Netanyahu spokesman Mark Regev said there are no plans for a full settlement freeze. "The issue of settlements is a final status issue, and until there are final status arrangements, it would not be fair to kill normal life inside existing communities," he said.
Regev said the Israeli government is relying on "understandings" between former president George W. Bush and former prime minister Ariel Sharon that some of the larger settlements in the occupied West Bank would ultimately become part of Israel, codified in a letter that Bush gave to Sharon in 2004. In an interview with The Washington Post last year, Sharon aide Dov Weissglas said that in 2005, when Sharon was poised to remove settlers from Gaza, the Bush administration arrived at a secret agreement -- not disclosed to the Palestinians -- that Israel could add homes in settlements it expected to keep, as long as the construction was dictated by market demand, not subsidies.
Elliott Abrams, a former deputy national security adviser who negotiated the arrangement with Weissglas, confirmed the deal in an interview last week. "At the time of the Gaza withdrawal, there were lengthy discussions about how settlement activity might be constrained, and in fact it was constrained in the later part of the Sharon years and the Olmert years in accordance with the ideas that were discussed," he said. "There was something of an understanding realized on these questions, but it was never a written agreement."

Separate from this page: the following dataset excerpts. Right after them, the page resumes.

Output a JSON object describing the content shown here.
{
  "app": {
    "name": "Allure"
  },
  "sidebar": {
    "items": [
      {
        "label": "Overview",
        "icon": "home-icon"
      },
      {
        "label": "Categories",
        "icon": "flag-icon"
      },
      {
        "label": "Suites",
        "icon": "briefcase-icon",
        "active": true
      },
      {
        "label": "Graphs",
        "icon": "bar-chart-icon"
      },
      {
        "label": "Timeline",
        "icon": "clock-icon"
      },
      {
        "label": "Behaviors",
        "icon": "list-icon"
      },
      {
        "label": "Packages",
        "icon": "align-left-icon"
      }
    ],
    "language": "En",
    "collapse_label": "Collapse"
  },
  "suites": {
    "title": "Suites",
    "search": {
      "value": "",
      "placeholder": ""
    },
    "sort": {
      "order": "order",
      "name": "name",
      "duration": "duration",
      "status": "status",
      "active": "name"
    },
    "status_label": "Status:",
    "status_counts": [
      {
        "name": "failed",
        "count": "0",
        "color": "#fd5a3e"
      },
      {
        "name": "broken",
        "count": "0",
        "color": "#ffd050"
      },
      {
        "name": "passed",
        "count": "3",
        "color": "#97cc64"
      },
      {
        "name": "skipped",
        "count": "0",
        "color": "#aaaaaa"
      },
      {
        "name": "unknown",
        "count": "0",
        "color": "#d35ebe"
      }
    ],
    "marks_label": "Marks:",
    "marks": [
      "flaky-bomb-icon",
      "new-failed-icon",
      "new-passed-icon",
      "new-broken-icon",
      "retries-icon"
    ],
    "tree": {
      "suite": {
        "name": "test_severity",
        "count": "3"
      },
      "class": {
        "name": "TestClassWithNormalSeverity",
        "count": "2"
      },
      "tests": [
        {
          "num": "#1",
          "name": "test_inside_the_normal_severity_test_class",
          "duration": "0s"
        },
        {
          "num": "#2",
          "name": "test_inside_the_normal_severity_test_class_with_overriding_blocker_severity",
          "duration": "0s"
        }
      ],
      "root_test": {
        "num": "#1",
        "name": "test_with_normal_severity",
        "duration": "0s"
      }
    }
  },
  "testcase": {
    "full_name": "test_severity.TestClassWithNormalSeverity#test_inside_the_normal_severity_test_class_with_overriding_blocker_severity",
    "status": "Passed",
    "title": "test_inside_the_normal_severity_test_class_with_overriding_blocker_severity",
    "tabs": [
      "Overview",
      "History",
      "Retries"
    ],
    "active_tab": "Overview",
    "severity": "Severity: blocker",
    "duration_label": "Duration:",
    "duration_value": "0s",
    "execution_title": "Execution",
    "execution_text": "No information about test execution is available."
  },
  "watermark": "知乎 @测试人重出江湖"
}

Regev said Israeli and U.S. negotiators are discussing the degree to which the terms of the 2004 letter will apply under the new administration, but U.S. officials indicated that Obama wants to move beyond the 2004 letter and hold Israel to its commitments under the road map. "The bottom line is we expect all the parties in the region to honor their commitments, and for the Israelis, that means a stop to settlements, as the president said," a senior administration official said.